村を襲ってきた10人の盗賊でさえも、村は壊滅的な状況に追い込まれた。恐らく、俺がいなかったら何もできずに村の金品や食料は奪われていただろう。そのため、その3倍もの盗賊がいると聞いて村長が顔を歪めるのは当然のことであった。
確かに俺がいればこの村を守り切ることはできるかもしれない。ただ、その度に村が焼かれてしまっては被害がとんでもないものになってしまう。そのため、守りではなく攻めに出ることにした。
「村長。俺はこれから盗賊団のアジトを叩きに行きます」
「何を言っておるんだ……。もしお前が殺されたりなどしたら……」
「村長!! 今盗賊団を叩いておかないと、後々面倒なことになります。それに、もし今30人の盗賊達に村が襲われたら、俺だとしても村の者達を全員守り切れません」
1人1人であれば問題ないであろうが、まだ見ていない20人の実力も分からない上に、30人同時に村を襲われたら、いくら召喚魔法が使えるといっても圧倒的に手が足りない。そのため、追ってくると考えていないであろう今盗賊団のアジトを叩いておく必要があった。

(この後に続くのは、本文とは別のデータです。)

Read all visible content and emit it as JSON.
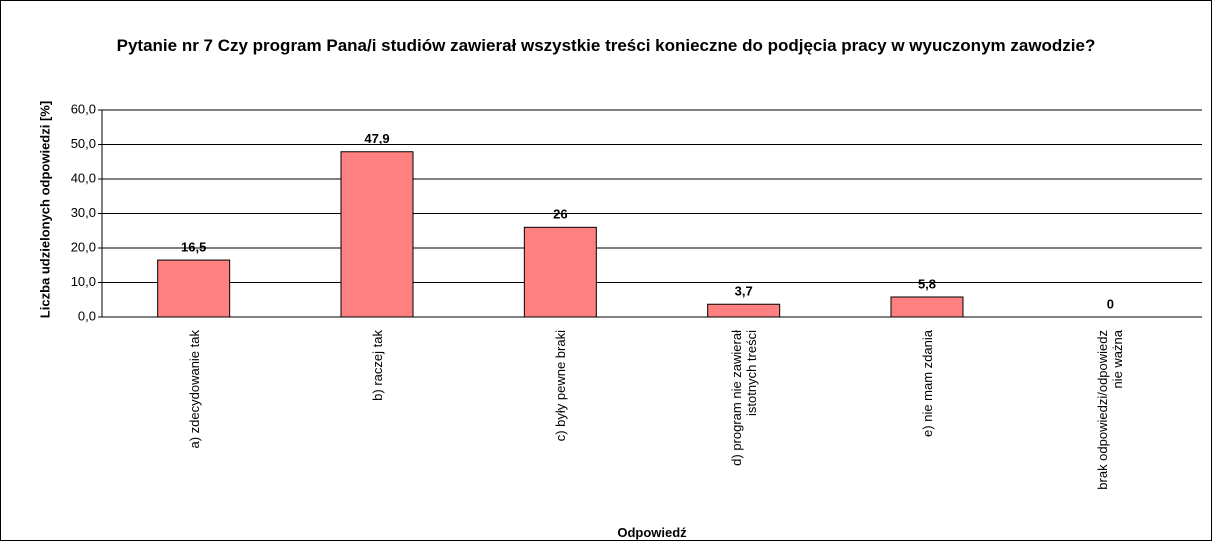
{
  "chart_data": {
    "type": "bar",
    "title": "Pytanie nr 7 Czy program Pana/i studiów zawierał wszystkie treści konieczne do podjęcia pracy w wyuczonym zawodzie?",
    "x_label": "Odpowiedź",
    "y_label": "Liczba udzielonych odpowiedzi [%]",
    "categories": [
      "a) zdecydowanie tak",
      "b) raczej tak",
      "c) były pewne braki",
      "d) program nie zawierał istotnych treści",
      "e) nie mam zdania",
      "brak odpowiedzi/odpowiedz nie ważna"
    ],
    "values": [
      16.5,
      47.9,
      26,
      3.7,
      5.8,
      0
    ],
    "value_labels": [
      "16,5",
      "47,9",
      "26",
      "3,7",
      "5,8",
      "0"
    ],
    "color": "#ff8080",
    "ylim": [
      0,
      60
    ],
    "yticks": [
      {
        "value": 0,
        "label": "0,0"
      },
      {
        "value": 10,
        "label": "10,0"
      },
      {
        "value": 20,
        "label": "20,0"
      },
      {
        "value": 30,
        "label": "30,0"
      },
      {
        "value": 40,
        "label": "40,0"
      },
      {
        "value": 50,
        "label": "50,0"
      },
      {
        "value": 60,
        "label": "60,0"
      }
    ],
    "grid": true
  }
}
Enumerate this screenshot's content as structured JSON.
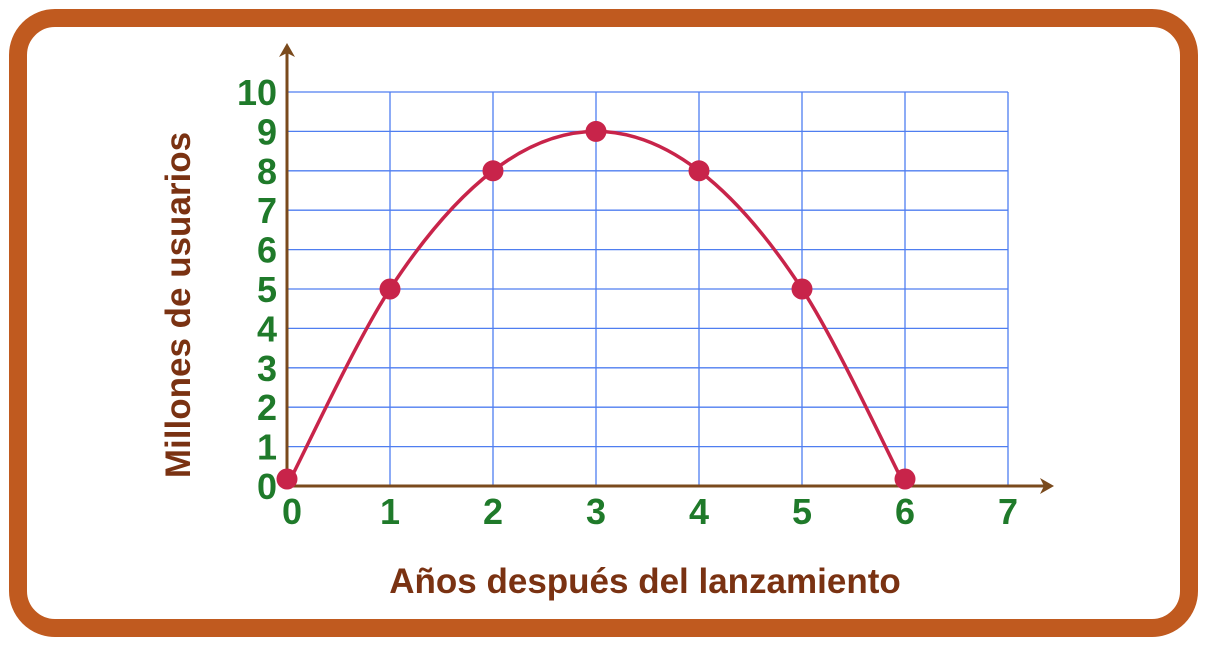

「お願いします。これ以上被害を出さないためにも……」
村長は俺のことはもちろん、村のことも考えてアジトを叩くのを渋っているのだと思う。俺がもしやられてしまったら、この村の戦力はグッと減ってしまう上に、村人達に魔法やスキルを教える者がいなくなってしまうのだ。村のことを考えるとすぐに了承はできないのであろう。
村長はしばらく俺の顔をジッと見つめた後、はぁ、とため息をついた。
「……分かった」
「じゃあ……!!」
「ただし!!」
俺の言葉を遮った村長は俺の肩に両手を置き、
「必ず、戻ってくるんじゃぞ……」
真っすぐの俺の目を見つめてくる。
「はい!!」
力強く返事をして俺は村を後にした。